I found him midway through the assault and removed the scissors, swept up the hair, suggested an alternative activity for him and hurried to warn the visitors not to comment on his new look. 
I knew that this time my friends would not chide me for being uptight and tell me that "every child does that".  So, I didn't tell them.  This time there were no jokes from the barber either.  Whereas my son's first self-administered haircut was a childish game, this one looked like self-harm.  It made me fearful of what he might do in future and whether the distress that had led to this incident might someday lead to him seriously hurting himself or others.

None of these are very pleasant thoughts.  But, of course, there is always something positive to be found if one looks hard enough.

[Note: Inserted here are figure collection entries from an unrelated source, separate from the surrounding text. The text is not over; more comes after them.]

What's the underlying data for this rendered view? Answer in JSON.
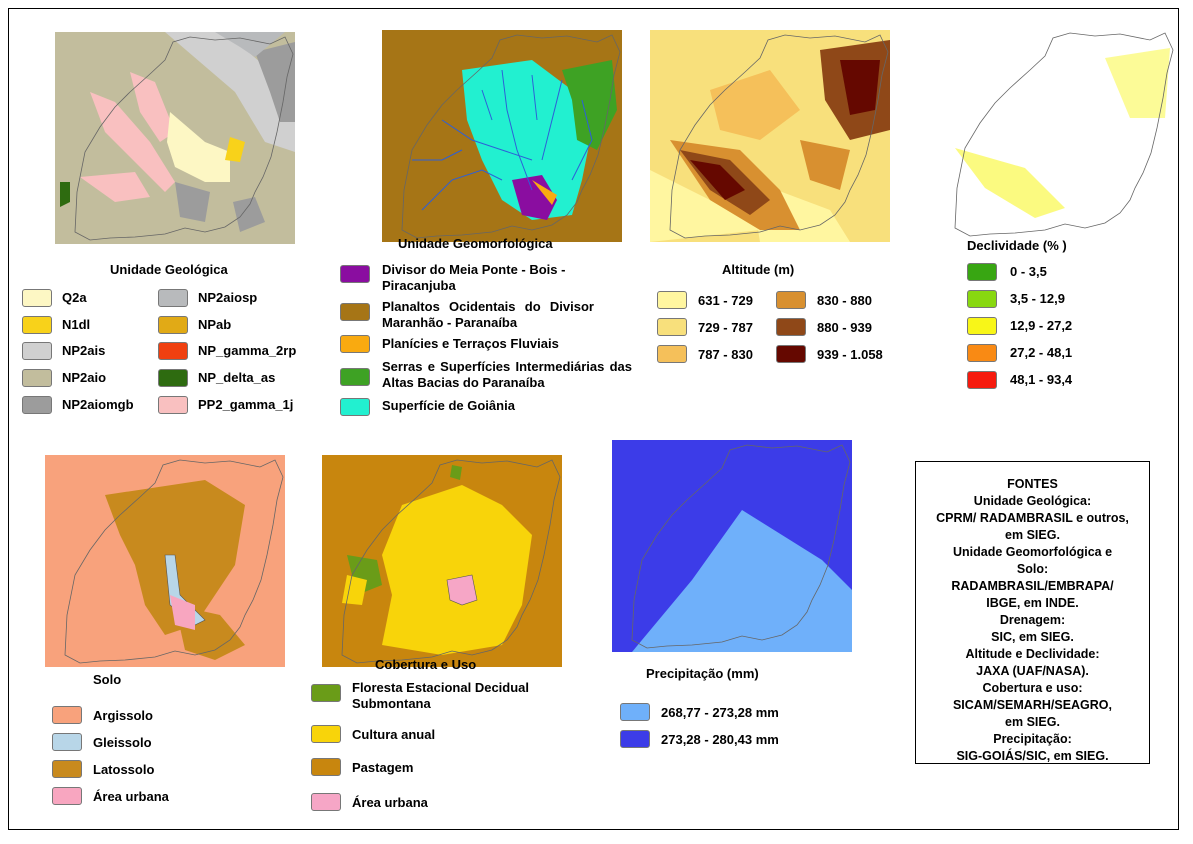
{
  "colors": {
    "q2a": "#fdf7c4",
    "n1dl": "#f8d21a",
    "np2ais": "#d0d0d0",
    "np2aio": "#c2bd9d",
    "np2aiomgb": "#9c9c9c",
    "np2aiosp": "#b8babc",
    "npab": "#e1aa16",
    "npgamma": "#f04010",
    "npdelta": "#2e6b10",
    "pp2gamma": "#f9c0c0",
    "geo_divisor": "#8a0da0",
    "geo_planaltos": "#a67516",
    "geo_planicies": "#f9aa10",
    "geo_serras": "#3ea224",
    "geo_goiania": "#22f0d0",
    "alt1": "#fff6a0",
    "alt2": "#f8e07c",
    "alt3": "#f5c05a",
    "alt4": "#d89030",
    "alt5": "#8f4818",
    "alt6": "#650800",
    "dec1": "#38a612",
    "dec2": "#88d810",
    "dec3": "#f8f618",
    "dec4": "#f98a14",
    "dec5": "#f61a0e",
    "solo_arg": "#f8a27c",
    "solo_gle": "#b8d6e8",
    "solo_lat": "#c88a1e",
    "solo_urb": "#f8a6c0",
    "cob_flor": "#6a9c18",
    "cob_cult": "#f8d40a",
    "cob_past": "#c8860e",
    "cob_urb": "#f6a6c6",
    "prec1": "#6fb0fa",
    "prec2": "#3c3ce8"
  },
  "geologia": {
    "title": "Unidade Geológica",
    "items": [
      "Q2a",
      "N1dl",
      "NP2ais",
      "NP2aio",
      "NP2aiomgb",
      "NP2aiosp",
      "NPab",
      "NP_gamma_2rp",
      "NP_delta_as",
      "PP2_gamma_1j"
    ]
  },
  "geomorfologia": {
    "title": "Unidade Geomorfológica",
    "items": [
      "Divisor do Meia Ponte - Bois - Piracanjuba",
      "Planaltos Ocidentais do Divisor Maranhão - Paranaíba",
      "Planícies e Terraços Fluviais",
      "Serras e Superfícies Intermediárias das Altas Bacias do Paranaíba",
      "Superfície de Goiânia"
    ]
  },
  "altitude": {
    "title": "Altitude (m)",
    "items": [
      "631 - 729",
      "729 - 787",
      "787 - 830",
      "830 - 880",
      "880 - 939",
      "939 - 1.058"
    ]
  },
  "declividade": {
    "title": "Declividade (% )",
    "items": [
      "0 - 3,5",
      "3,5 - 12,9",
      "12,9 - 27,2",
      "27,2 - 48,1",
      "48,1 - 93,4"
    ]
  },
  "solo": {
    "title": "Solo",
    "items": [
      "Argissolo",
      "Gleissolo",
      "Latossolo",
      "Área urbana"
    ]
  },
  "cobertura": {
    "title": "Cobertura e Uso",
    "items": [
      "Floresta Estacional Decidual Submontana",
      "Cultura anual",
      "Pastagem",
      "Área urbana"
    ]
  },
  "precipitacao": {
    "title": "Precipitação (mm)",
    "items": [
      "268,77 - 273,28 mm",
      "273,28 - 280,43 mm"
    ]
  },
  "fontes": {
    "lines": [
      "FONTES",
      "Unidade Geológica:",
      "CPRM/ RADAMBRASIL e outros,",
      "em SIEG.",
      "Unidade Geomorfológica e",
      "Solo:",
      "RADAMBRASIL/EMBRAPA/",
      "IBGE, em INDE.",
      "Drenagem:",
      "SIC, em SIEG.",
      "Altitude e Declividade:",
      "JAXA (UAF/NASA).",
      "Cobertura e uso:",
      "SICAM/SEMARH/SEAGRO,",
      "em SIEG.",
      "Precipitação:",
      "SIG-GOIÁS/SIC, em SIEG."
    ]
  }
}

When my son was 6 I doubt I had even heard of the importance of low expressed emotion, but this time I succeeded quite well in maintaining a cool facade.  When my son was 6 I not alone felt horrified at his haircut, but I also let him see this.  This time I felt sad but not horrified.   This time I didn't waste my time or his by asking why he had done it or chastising him for it.  Instead, when he was calm, he and I agreed that from now one we would keep the scissors in the kitchen, which is locked, and that he would only use a scissors when there was an adult present.  

Strangely, this time I felt better able to cope than I had felt when he was 6 and behaving "normally". 
And, despite the ongoing negative impact of PWS and anxiety, overall I think that everyone in our house had a pretty good Christmas.